I am curious about the following problem:
Let the diffusion process $\{X_t\}_{t\ge 0}$ be defined as $$dX_t=c(1-X_t)X_td B_t$$ where $X_0\in (a,b)\subseteq (0,1)$, $c>0$, and $B_t$ is the standard Brownian motion. Define the (first) hitting time $\tau\equiv\inf\{t\ge 0\,|\,X_t\notin(a,b)\}$.
My question is: How to derive the conditional densities $$\frac{\mathrm d\,\mathbb P(\tau\le t\,|\, X_\tau=b)}{\mathrm d t}\text{ and }\,\,\frac{\mathrm d\,\mathbb P(\tau\le t\,|\, X_\tau=a)}{\mathrm d t}?$$ Can anyone give me some hint, suggestion, or reference for this? Many thanks!

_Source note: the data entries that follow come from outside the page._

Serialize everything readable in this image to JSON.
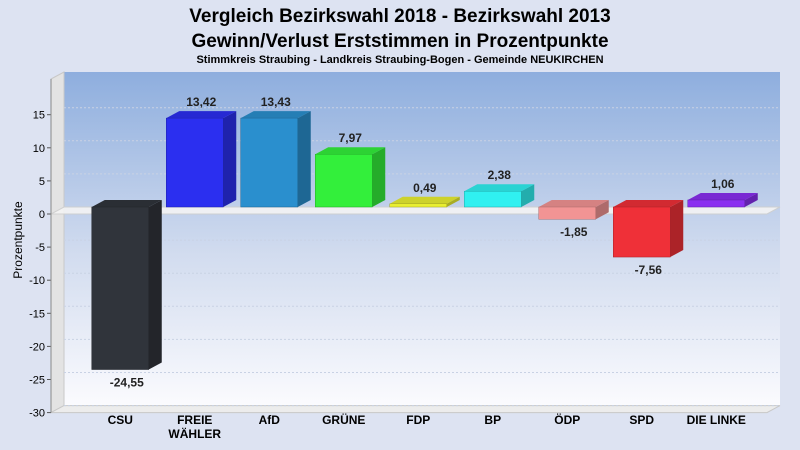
{
  "chart_data": {
    "type": "bar",
    "title": "Vergleich Bezirkswahl 2018 - Bezirkswahl 2013",
    "title2": "Gewinn/Verlust Erststimmen in Prozentpunkte",
    "subtitle": "Stimmkreis Straubing - Landkreis Straubing-Bogen - Gemeinde NEUKIRCHEN",
    "xlabel": "",
    "ylabel": "Prozentpunkte",
    "ylim": [
      -30,
      18.5
    ],
    "yticks": [
      15,
      10,
      5,
      0,
      -5,
      -10,
      -15,
      -20,
      -25,
      -30
    ],
    "grid": true,
    "categories": [
      {
        "label": "CSU",
        "value": -24.55,
        "value_label": "-24,55",
        "color": "#30343b"
      },
      {
        "label": "FREIE\nWÄHLER",
        "value": 13.42,
        "value_label": "13,42",
        "color": "#2b2ff0"
      },
      {
        "label": "AfD",
        "value": 13.43,
        "value_label": "13,43",
        "color": "#2a8fce"
      },
      {
        "label": "GRÜNE",
        "value": 7.97,
        "value_label": "7,97",
        "color": "#33ef3b"
      },
      {
        "label": "FDP",
        "value": 0.49,
        "value_label": "0,49",
        "color": "#e9ef31"
      },
      {
        "label": "BP",
        "value": 2.38,
        "value_label": "2,38",
        "color": "#30f0f0"
      },
      {
        "label": "ÖDP",
        "value": -1.85,
        "value_label": "-1,85",
        "color": "#f29494"
      },
      {
        "label": "SPD",
        "value": -7.56,
        "value_label": "-7,56",
        "color": "#ef3038"
      },
      {
        "label": "DIE LINKE",
        "value": 1.06,
        "value_label": "1,06",
        "color": "#8a2ff0"
      }
    ]
  }
}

My current situation: (should be ignored if it is useless...) We can show that the process $$Y_t=-\frac{t}{2}+\ln\frac{X_t}{1-X_t}$$ is a standard Brownian motion under the changed measure $\mathbb Q$ with the Radon-Nikodym derivative $\mathrm d\mathbb Q/\mathrm d\mathbb P=X_t/X_0$.